There is a whole family section with fun things for kids to do all day and lots of things all around the festival to see and do to keep them entertained. Even at night there are parades and bonfires to see which my girls loved.
You can go swimming in the river there, there really is so much to do!
However the journey from the car park to the campsite is a long and arduous one and you need to either take your own trolley or hire one when you are there.





We have the Purbeck Folk festival, Bardic picnic and Festival number 6 to do. 
Larmer Tree is always the best every year!






Why you should always use a tracking device when you go camping...

So this years festival season is in mid-flow and having already been to 5 in the past two months, I think I'm doing pretty well.

As a family we have had many 'experiences' during our festival times, none stands out more than the time last year when, 'mummy lost the tent'!!!!

We, (me and my two daughters) had arrived at the Larmer Tree Festival, near to Salisbury, and we were very very excited! 
The sun was shining and so were the faces of everyone in the field, we could tell this was going to be a good weekend. 

For the small sum of £10 you could get a lift with all of your belongings in the back of a trailer attached to an electric bike, ridden by an extremely cheery man raising money for charity, what he didn't know was just how much stuff we had brought with us.

As there was no way I would be able to trek the tent, the girls and all the 'essentials' girls need at a festival, i.e. headdresses, feathers, outfits for all occasions and lots and lots of glitter, on my own this seemed the perfect idea and the best way to start the weekend!

We travelled the way to Quiet camping like princesses in a carriage and excitedly got out of the trailer, accosted two random strangers and convinced them to put our tent up, dumped all the bags into the tent and raced off to see the bands!
That night we left earlyish so we could have another late night the following night. I felt good, we had seen lots of amazing bands, made lots of new friends and I had successfully taken the girls to a festival alone! 
I was completely prepared with a kinetic torch so it would never run out just like Bear Grylls would have done, which meant we would be able to find our tent.

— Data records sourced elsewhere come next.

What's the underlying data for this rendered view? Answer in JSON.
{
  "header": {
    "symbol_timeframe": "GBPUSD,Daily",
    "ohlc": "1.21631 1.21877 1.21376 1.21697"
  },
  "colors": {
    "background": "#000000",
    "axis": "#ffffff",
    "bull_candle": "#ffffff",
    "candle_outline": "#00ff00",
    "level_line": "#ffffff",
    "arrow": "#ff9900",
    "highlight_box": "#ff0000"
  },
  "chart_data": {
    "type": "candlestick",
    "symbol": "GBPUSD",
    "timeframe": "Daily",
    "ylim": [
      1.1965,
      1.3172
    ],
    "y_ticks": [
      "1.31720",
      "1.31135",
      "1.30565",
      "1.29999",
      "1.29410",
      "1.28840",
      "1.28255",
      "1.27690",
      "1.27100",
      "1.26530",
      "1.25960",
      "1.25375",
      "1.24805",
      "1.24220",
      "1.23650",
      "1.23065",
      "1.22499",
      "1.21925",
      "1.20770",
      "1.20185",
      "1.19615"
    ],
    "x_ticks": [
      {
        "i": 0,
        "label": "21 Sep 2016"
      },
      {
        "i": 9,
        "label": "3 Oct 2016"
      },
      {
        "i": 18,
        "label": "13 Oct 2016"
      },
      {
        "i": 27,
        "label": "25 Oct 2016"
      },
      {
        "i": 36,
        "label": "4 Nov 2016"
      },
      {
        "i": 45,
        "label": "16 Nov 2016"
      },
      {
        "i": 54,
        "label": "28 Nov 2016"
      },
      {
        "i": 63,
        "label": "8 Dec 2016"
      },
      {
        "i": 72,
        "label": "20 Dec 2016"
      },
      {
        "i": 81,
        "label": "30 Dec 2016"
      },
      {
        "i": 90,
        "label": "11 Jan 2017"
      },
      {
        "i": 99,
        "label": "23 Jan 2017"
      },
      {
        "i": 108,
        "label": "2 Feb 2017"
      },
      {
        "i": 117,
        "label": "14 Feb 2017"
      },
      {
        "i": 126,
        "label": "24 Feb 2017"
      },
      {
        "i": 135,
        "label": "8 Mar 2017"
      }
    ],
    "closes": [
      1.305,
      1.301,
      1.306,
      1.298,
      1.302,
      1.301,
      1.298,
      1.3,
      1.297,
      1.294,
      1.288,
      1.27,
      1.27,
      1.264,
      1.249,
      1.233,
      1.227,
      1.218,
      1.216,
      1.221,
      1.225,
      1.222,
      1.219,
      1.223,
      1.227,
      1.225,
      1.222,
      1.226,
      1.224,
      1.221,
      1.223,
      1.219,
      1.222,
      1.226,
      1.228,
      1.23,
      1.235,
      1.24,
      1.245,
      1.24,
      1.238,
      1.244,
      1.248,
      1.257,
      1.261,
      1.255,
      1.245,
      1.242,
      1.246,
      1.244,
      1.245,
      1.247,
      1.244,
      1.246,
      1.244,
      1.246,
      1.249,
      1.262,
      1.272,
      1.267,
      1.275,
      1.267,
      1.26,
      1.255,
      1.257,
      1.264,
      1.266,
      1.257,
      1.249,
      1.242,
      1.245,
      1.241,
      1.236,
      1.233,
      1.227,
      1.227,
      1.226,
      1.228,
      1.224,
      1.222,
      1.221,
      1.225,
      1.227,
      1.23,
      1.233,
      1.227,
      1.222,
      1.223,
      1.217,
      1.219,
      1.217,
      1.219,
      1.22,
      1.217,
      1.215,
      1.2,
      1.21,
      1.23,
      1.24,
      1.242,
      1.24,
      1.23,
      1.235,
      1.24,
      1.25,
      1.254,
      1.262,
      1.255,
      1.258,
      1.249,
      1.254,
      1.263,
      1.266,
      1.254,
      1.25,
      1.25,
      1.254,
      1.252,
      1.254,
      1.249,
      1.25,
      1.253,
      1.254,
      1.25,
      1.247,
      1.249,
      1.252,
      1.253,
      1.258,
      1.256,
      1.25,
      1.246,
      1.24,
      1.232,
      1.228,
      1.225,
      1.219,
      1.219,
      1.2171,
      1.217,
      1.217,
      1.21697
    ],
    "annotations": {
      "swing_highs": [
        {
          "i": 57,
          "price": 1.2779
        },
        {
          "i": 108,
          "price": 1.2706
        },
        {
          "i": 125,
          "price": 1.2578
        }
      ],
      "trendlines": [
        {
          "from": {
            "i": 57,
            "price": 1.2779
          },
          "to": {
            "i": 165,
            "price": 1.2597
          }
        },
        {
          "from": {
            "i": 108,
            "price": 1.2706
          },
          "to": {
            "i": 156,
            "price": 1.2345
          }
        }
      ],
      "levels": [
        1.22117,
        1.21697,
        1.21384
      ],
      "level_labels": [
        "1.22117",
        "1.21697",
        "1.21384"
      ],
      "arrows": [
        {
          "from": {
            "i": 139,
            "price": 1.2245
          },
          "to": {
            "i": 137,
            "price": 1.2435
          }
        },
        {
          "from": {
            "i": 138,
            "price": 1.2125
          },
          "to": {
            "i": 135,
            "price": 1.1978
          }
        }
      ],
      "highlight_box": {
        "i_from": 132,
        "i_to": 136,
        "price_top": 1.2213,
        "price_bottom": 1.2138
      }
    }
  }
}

Or would we? 
In the delusion that nothing could ever go wrong as we are at a festival and the sun is shining we had not, OK, OK, I had not looked, to see where the tent had been put up?! 

We were searching using the torch that I then realised shone dimmer than a glow worm under a duvet and no amount of winding the wheel made it any stronger , in other words you could barely see a foot in front of your feet!  Suddenly our calm up and down the paths in the field turned into frantic tripping over guide ropes and coming to the realisation that if we didn't find the tent pretty soon I would be giving up and we would have to sleep in the car! I did know where the car was parked right?
Finally 35 minutes later and we literally 'bumped' into two security men. 
'What do you do if you think you may have lost your tent?' I said in a jokey, carefree voice trying to disguise the panic and embarrassment I really felt.
'You just need to go to every tent until you find it, what does it look like?'
'What does it look like? What does it look like? What sort of a question is that?! Its a tent.....'
I then realised that actually I had no idea what it even looked like, I didn't know the colour or any outstanding features and this whole situation was getting worse and worse.
'It has a little picture of a fire on the side and its green,' said Daughter no.1
'Well I'm not entirely sure of that!' I replied laughing like it was absurd that a tent would have a picture of a fire on the side and isn't she precious thinking that it did....!

And so that was it, that was the time that me and the girls walked up and down nearly every tent in the whole of the Quiet camping field at Larmer Tree festival with two burly security men until we came to, yep you know it, a green tent with a small flame retardant picture of a fire!!!!